In Alaska, McCandless comes face to face with an authenticity of the most physical kind. Only modestly successful as a hunter – he manages to shoot a moose once, then loses all of is meat to putrescence and maggots – he steadily eats his way through his supply of rice. With the coming of spring he is trapped by rising waters that make his winter ford impassable. Meanwhile, large game vanishes in its migratory way, and he is reduced to stamping his feet in frustration and yelling at the empty landscape, “Where are all the fucking animals!? I’m fucking hungry!!!”

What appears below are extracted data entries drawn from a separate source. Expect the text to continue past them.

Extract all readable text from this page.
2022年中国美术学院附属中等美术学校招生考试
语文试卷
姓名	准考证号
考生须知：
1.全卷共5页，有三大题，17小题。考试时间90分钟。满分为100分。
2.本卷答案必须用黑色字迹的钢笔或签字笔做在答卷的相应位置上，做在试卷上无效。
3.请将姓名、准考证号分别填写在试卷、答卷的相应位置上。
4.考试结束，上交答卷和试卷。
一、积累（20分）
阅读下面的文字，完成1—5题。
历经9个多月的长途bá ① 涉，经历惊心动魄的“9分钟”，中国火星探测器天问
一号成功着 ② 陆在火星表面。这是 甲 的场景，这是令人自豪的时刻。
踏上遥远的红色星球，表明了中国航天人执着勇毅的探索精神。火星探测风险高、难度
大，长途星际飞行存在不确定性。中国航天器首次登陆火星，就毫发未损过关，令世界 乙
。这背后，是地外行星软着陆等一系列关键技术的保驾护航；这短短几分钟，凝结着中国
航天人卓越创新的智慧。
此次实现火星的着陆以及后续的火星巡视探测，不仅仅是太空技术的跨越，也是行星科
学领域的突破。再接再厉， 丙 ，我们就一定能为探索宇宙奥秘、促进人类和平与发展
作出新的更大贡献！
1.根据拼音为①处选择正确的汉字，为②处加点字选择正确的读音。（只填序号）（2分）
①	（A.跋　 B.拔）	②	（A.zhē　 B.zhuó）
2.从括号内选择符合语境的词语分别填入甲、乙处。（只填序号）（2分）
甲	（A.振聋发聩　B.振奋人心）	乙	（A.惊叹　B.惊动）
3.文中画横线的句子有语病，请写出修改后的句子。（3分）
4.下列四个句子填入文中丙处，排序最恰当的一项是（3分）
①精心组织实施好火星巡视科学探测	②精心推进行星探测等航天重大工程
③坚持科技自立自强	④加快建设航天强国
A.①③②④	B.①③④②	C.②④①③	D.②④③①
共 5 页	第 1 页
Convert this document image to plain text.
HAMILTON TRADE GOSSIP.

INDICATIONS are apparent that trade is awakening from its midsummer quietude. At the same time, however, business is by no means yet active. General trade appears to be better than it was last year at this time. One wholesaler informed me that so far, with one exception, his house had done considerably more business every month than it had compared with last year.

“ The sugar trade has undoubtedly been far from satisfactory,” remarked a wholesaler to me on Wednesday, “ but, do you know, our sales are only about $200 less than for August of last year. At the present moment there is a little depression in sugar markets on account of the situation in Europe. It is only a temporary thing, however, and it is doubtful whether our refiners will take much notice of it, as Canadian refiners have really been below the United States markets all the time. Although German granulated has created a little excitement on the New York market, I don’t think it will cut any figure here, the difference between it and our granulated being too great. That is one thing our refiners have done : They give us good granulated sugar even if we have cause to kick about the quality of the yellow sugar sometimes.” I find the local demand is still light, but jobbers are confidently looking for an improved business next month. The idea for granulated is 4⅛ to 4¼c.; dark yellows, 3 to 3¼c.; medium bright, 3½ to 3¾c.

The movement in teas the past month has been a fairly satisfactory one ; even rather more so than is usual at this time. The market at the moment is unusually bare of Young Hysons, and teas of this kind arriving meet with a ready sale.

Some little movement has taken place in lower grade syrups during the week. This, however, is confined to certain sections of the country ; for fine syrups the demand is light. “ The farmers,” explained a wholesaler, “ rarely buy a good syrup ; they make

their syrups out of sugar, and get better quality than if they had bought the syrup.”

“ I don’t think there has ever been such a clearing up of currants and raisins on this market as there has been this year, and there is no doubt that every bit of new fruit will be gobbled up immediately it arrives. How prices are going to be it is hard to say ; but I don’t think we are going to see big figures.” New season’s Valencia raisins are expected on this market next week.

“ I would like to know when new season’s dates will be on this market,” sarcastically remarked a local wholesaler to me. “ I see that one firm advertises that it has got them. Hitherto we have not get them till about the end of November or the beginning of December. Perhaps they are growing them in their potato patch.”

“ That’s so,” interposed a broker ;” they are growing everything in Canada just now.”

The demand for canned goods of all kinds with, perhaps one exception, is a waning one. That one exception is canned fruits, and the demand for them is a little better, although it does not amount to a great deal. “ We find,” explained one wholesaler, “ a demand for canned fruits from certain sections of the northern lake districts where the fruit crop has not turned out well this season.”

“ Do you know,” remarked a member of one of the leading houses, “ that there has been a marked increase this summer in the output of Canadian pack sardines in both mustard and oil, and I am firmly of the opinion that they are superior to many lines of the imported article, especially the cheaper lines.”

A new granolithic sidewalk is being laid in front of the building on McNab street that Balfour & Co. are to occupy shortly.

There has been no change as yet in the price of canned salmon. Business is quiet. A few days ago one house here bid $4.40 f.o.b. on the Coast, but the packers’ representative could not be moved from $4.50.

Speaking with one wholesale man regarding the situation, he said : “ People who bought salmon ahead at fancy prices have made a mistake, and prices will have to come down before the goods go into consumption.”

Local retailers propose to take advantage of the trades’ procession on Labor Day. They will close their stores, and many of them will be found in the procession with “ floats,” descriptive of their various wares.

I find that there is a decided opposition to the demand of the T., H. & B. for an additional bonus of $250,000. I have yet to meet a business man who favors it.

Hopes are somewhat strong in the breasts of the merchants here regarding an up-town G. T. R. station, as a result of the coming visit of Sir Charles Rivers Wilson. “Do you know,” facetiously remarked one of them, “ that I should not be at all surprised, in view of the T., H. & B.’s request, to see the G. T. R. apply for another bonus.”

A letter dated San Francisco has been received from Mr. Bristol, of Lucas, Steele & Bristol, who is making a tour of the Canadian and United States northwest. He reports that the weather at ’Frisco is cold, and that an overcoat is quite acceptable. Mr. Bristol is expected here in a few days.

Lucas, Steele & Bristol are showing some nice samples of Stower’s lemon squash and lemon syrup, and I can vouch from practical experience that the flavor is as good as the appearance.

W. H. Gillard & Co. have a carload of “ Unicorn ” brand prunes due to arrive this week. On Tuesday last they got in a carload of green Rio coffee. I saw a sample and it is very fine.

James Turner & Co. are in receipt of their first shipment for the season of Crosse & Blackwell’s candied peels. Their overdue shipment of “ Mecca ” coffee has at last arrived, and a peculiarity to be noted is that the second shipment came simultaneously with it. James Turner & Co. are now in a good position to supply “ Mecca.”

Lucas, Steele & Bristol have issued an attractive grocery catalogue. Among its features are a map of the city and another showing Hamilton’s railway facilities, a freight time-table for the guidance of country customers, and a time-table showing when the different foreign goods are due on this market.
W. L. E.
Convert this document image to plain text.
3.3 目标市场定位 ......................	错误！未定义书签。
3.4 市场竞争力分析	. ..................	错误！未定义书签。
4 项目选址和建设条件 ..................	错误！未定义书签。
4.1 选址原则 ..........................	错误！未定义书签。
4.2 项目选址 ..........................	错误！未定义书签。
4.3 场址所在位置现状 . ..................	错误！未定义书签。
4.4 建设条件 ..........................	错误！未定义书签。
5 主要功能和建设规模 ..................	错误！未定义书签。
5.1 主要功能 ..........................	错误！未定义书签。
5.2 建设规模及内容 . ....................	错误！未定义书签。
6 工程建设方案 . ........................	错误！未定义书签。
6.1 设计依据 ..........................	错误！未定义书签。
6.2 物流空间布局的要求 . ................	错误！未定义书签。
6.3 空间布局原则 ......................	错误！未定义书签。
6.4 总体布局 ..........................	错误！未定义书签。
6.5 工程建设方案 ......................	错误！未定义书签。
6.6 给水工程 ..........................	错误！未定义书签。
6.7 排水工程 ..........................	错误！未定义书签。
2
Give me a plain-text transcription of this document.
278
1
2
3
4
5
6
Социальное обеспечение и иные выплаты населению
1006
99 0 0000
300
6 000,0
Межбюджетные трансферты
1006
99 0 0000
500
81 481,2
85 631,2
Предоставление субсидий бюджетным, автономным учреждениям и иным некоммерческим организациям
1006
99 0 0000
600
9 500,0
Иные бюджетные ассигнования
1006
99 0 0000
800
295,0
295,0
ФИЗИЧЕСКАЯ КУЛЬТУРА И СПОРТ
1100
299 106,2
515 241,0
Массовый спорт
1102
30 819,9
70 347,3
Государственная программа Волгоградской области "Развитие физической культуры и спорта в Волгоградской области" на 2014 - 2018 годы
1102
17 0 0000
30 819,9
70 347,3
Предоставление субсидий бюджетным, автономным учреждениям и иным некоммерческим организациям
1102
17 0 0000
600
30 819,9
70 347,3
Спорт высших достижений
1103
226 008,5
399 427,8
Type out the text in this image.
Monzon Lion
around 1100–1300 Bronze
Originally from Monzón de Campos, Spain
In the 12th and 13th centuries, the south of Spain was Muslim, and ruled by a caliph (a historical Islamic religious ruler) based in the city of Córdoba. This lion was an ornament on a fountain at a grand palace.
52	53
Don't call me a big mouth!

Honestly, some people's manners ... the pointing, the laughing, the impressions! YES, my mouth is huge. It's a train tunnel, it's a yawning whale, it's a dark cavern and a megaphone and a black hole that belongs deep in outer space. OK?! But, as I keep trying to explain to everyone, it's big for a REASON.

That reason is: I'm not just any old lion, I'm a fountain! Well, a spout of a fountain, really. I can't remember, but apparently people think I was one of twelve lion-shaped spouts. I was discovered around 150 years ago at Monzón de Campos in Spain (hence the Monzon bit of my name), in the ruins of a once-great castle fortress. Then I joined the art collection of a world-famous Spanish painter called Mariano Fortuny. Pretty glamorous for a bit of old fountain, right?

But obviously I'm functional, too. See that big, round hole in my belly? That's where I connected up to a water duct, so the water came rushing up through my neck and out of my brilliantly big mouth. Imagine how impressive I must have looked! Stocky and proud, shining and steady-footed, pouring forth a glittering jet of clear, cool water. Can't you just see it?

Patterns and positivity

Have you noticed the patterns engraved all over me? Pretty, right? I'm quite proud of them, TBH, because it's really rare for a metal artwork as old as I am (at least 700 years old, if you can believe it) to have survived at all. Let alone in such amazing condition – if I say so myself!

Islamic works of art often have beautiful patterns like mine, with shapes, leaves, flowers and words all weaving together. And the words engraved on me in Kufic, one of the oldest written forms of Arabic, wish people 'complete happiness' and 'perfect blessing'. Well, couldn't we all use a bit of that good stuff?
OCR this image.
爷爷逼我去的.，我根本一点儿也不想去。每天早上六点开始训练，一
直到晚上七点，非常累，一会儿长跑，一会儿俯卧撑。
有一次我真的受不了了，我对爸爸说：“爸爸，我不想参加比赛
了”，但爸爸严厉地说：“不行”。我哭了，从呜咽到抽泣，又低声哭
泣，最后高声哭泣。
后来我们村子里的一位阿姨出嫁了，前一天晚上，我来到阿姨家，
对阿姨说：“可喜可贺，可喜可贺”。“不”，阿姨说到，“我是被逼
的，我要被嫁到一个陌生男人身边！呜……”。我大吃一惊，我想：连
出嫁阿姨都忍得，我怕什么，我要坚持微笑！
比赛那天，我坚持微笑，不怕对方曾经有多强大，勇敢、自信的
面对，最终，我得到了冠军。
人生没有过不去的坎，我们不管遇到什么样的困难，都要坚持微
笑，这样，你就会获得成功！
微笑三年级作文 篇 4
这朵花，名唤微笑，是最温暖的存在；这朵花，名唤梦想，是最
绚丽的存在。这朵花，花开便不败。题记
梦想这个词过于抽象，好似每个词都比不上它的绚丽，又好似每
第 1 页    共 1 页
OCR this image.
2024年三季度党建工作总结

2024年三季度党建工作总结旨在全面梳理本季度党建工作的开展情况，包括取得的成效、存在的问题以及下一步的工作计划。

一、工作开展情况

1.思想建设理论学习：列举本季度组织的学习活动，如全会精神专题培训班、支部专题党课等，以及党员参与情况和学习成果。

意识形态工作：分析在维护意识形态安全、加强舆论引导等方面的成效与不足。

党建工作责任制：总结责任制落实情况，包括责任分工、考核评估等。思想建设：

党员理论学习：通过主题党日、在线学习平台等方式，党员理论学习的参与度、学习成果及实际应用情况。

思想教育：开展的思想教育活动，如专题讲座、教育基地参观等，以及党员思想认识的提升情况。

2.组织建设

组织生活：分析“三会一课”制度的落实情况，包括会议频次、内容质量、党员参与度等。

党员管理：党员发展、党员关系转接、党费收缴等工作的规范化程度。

This is authenticity. Stripped to our essence, we are animals, and we need to eat. At the most savage level of existence, our hunger is what drives our waking lives and fills our dreams. It is authenticity, but it is not nobility, nor is it philosophy or poetry. These things require surpluses, enough food and shelter to see us through many days of life, to allow us to devote time to thinking, reading, conversation. This is the trade that civililization offers: hypocrisy and compromise in exchange for culture and comfort and time to be fully human, rather than merely animal.

In the ancient world, men knew this truth, perhaps better than we. After being shipwrecked in the sea for days, Homer’s Odysseus describes the overwhelming power of hunger as he dines with the gracious Phaeacian king:

… I could tell a tale of still more hardship,
all I’ve suffered, thanks to the gods’ will.
But despite my misery, let me finish dinner.
The belly’s a shameless dog, there’s nothing worse.
Always insisting, pressing, it never lets us forget -
destroyed as I am, my heart racked with sadness,
sick with anguish, still it keeps demanding,
“Eat, drink!” It blots out all the memory
of my pain, commanding, “Fill me up!”
- The Odyssey, Book 7 (trans. Robert Fagles)

Like Into the Wild, the Odyssey is a picaresque of a lone hero’s wanderings, and of the ways he is helped or harmed by the people he meets along the way. But while McCandless with his wanderings is trying to escape society, Odysseus is trying desperately to return to it, to his home and family, to his rightful kingdom, to comfort and peace. Of course, while Odysseus is the wiser of the two, he learned this wisdom the hard way: by going off to war as a younger man and spending two decades fighting it and then trying to complete his journey home. Who’s to say that when Odysseus first boarded his ship to Troy, that his mind and heart weren’t more than a little like Chris McCandless’s? Odysseus was lucky to survive his war, and to have time to grow wise. McCandless died just as his own adventure, cruel as it had become, had begun to teach him something.